Gold's current higher level is between $330 and $415, which was the prior #1 peak in 1996 and the #3 peak in 1999. With gold reaching a new high in September, the bull market is getting closer to the higher side of the band. As long as gold stays above $342, our next target is $415. A break above $415 means gold would be moving into an even higher level of the bull market, which would be very bullish.
Gold: C rise over
Gold also has intermediate cyclical moves, which are different from the major 1-4 steps, and each has a characteristic of its own. Chart 2 shows these A through D moves; the As and Cs identify intermediate rises, while the Bs and Ds identify intermediate declines.
C rises tend to be the strongest rise in a bull market. It's when gold rises to new bull market highs and it tends to last on average 10 weeks. The latest C rise fit the description. Gold's C rise started in July, it reached a new bull market high in late-September and it ended with a bang on October 3rd.
A new D decline is now in process and it'll be important to watch it. Gold is under pressure? in the D decline by staying below $380, but bull market declines also tell us a lot about the overall health of the market.

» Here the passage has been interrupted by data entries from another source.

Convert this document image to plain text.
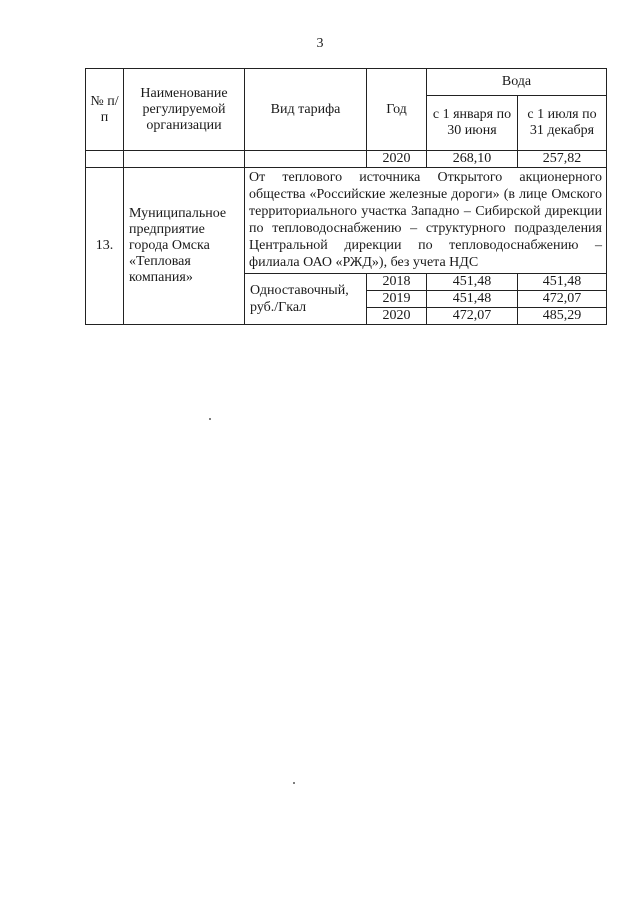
3
№ п/п	Наименование регулируемой организации	Вид тарифа	Год	Вода	
				с 1 января по 30 июня	с 1 июля по 31 декабря
			2020	268,10	257,82
13.	Муниципальное предприятие города Омска «Тепловая компания»	От теплового источника Открытого акционерного общества «Российские железные дороги» (в лице Омского территориального участка Западно – Сибирской дирекции по тепловодоснабжению – структурного подразделения Центральной дирекции по тепловодоснабжению – филиала ОАО «РЖД»), без учета НДС			
		Одноставочный, руб./Гкал	2018	451,48	451,48
			2019	451,48	472,07
			2020	472,07	485,29
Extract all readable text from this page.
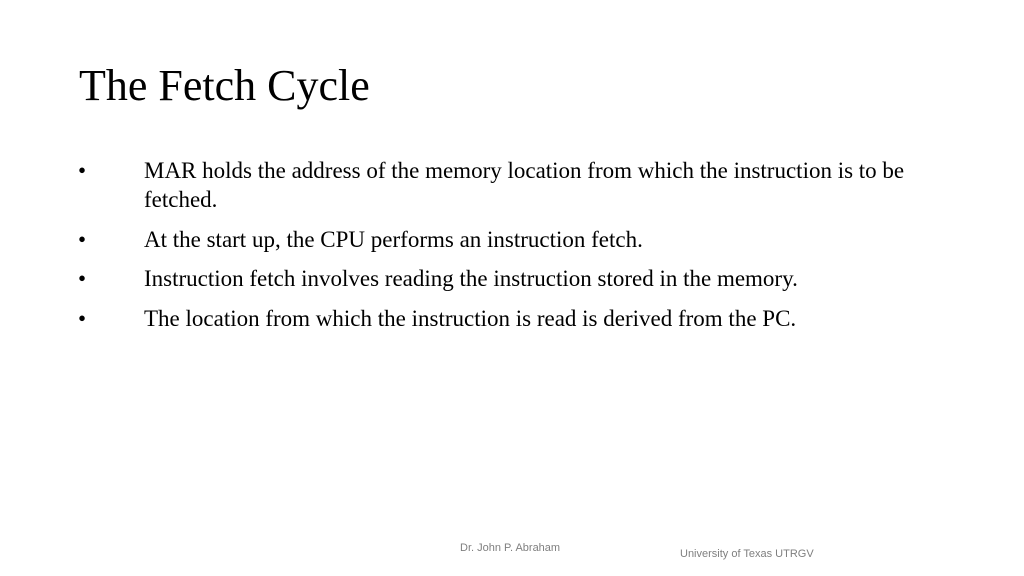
The Fetch Cycle
•	MAR holds the address of the memory location from which the instruction is to be fetched.
•	At the start up, the CPU performs an instruction fetch.
•	Instruction fetch involves reading the instruction stored in the memory.
•	The location from which the instruction is read is derived from the PC.
Dr. John P. Abraham	University of Texas UTRGV
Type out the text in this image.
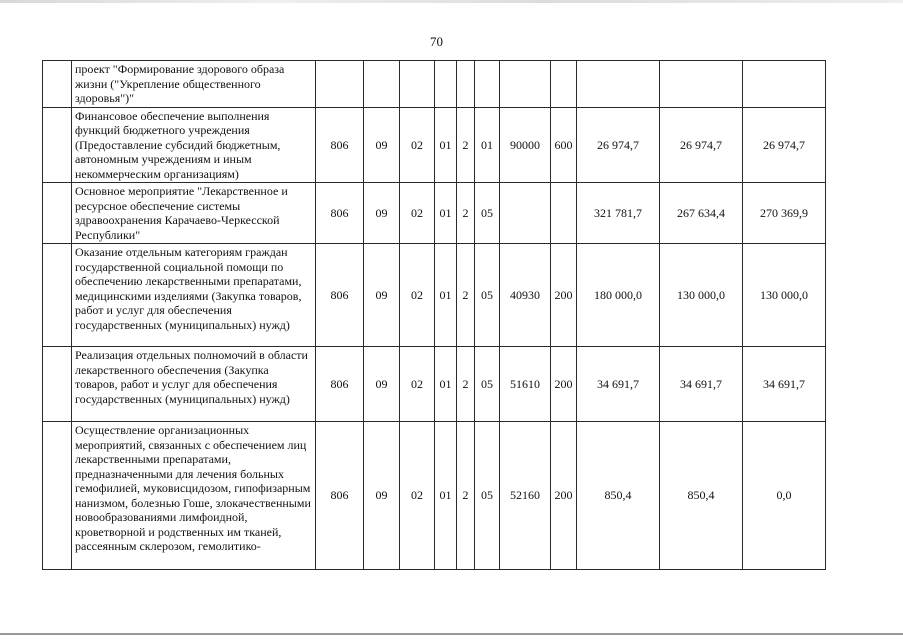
70
	проект "Формирование здорового образа жизни ("Укрепление общественного здоровья")"											
	Финансовое обеспечение выполнения функций бюджетного учреждения (Предоставление субсидий бюджетным, автономным учреждениям и иным некоммерческим организациям)	806	09	02	01	2	01	90000	600	26 974,7	26 974,7	26 974,7
	Основное мероприятие "Лекарственное и ресурсное обеспечение системы здравоохранения Карачаево-Черкесской Республики"	806	09	02	01	2	05			321 781,7	267 634,4	270 369,9
	Оказание отдельным категориям граждан государственной социальной помощи по обеспечению лекарственными препаратами, медицинскими изделиями (Закупка товаров, работ и услуг для обеспечения государственных (муниципальных) нужд)	806	09	02	01	2	05	40930	200	180 000,0	130 000,0	130 000,0
	Реализация отдельных полномочий в области лекарственного обеспечения (Закупка товаров, работ и услуг для обеспечения государственных (муниципальных) нужд)	806	09	02	01	2	05	51610	200	34 691,7	34 691,7	34 691,7
	Осуществление организационных мероприятий, связанных с обеспечением лиц лекарственными препаратами, предназначенными для лечения больных гемофилией, муковисцидозом, гипофизарным нанизмом, болезнью Гоше, злокачественными новообразованиями лимфоидной, кроветворной и родственных им тканей, рассеянным склерозом, гемолитико-	806	09	02	01	2	05	52160	200	850,4	850,4	0,0
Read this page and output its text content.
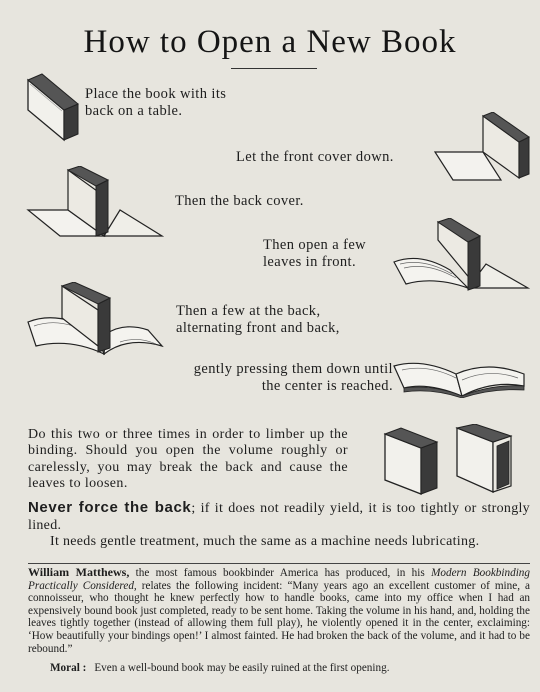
How to Open a New Book
Place the book with its back on a table.
Let the front cover down.
Then the back cover.
Then open a few leaves in front.
Then a few at the back, alternating front and back,
gently pressing them down until the center is reached.
Do this two or three times in order to limber up the binding. Should you open the volume roughly or carelessly, you may break the back and cause the leaves to loosen.
Never force the back; if it does not readily yield, it is too tightly or strongly lined.
It needs gentle treatment, much the same as a machine needs lubricating.
William Matthews, the most famous bookbinder America has produced, in his Modern Bookbinding Practically Considered, relates the following incident: “Many years ago an excellent customer of mine, a connoisseur, who thought he knew perfectly how to handle books, came into my office when I had an expensively bound book just completed, ready to be sent home. Taking the volume in his hand, and, holding the leaves tightly together (instead of allowing them full play), he violently opened it in the center, exclaiming: ‘How beautifully your bindings open!’ I almost fainted. He had broken the back of the volume, and it had to be rebound.”
Moral : Even a well-bound book may be easily ruined at the first opening.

D declines tend to be the steepest decline in the cycle, but in a bull market, the low is usually higher than the prior B low, which was the July low at $342. Interestingly, this is the same level as the 65-week moving average, which makes $342 a strong major support level.? But if gold stays above $362 during this weakness, it'll remain very firm, which would be a strong sign overall.
As for timing, D declines tend to last 9-12 weeks. This means we could see downward pressure on gold until Thanksgiving to mid-December.
But here's a possible twist... If the dollar clearly breaks down to new bear market lows, we could see a mild gold decline. If gold breaks up to new high, however, it could extend the C rise. In that case, the decline since October 3 would've been an aberration. The dollar is currently the wild card and we'll be watching this closely for the next best buying time.
Gold Shares: Taking a breather
Gold shares are generally taking a breather from their strong rise. But the bigger picture shows the potential for gold shares in this bull market (see Chart 3). Note the XAU index broke out of a massive head and shoulders bottom formation, which is very bullish (see LS, H, RS). The next step would be to pull back to the neckline, which means XAU could decline to 88 and possibly lower. In fact, the moving average is at 75, so even if it were to decline to that level, the major trend would remain up.
More important, once this weakness is over, the breakout rise is normally the same distance as the head, which means XAU could eventually rise to the 160 level before the bull market is over. And if it does, that would mean a 72% gain from current levels.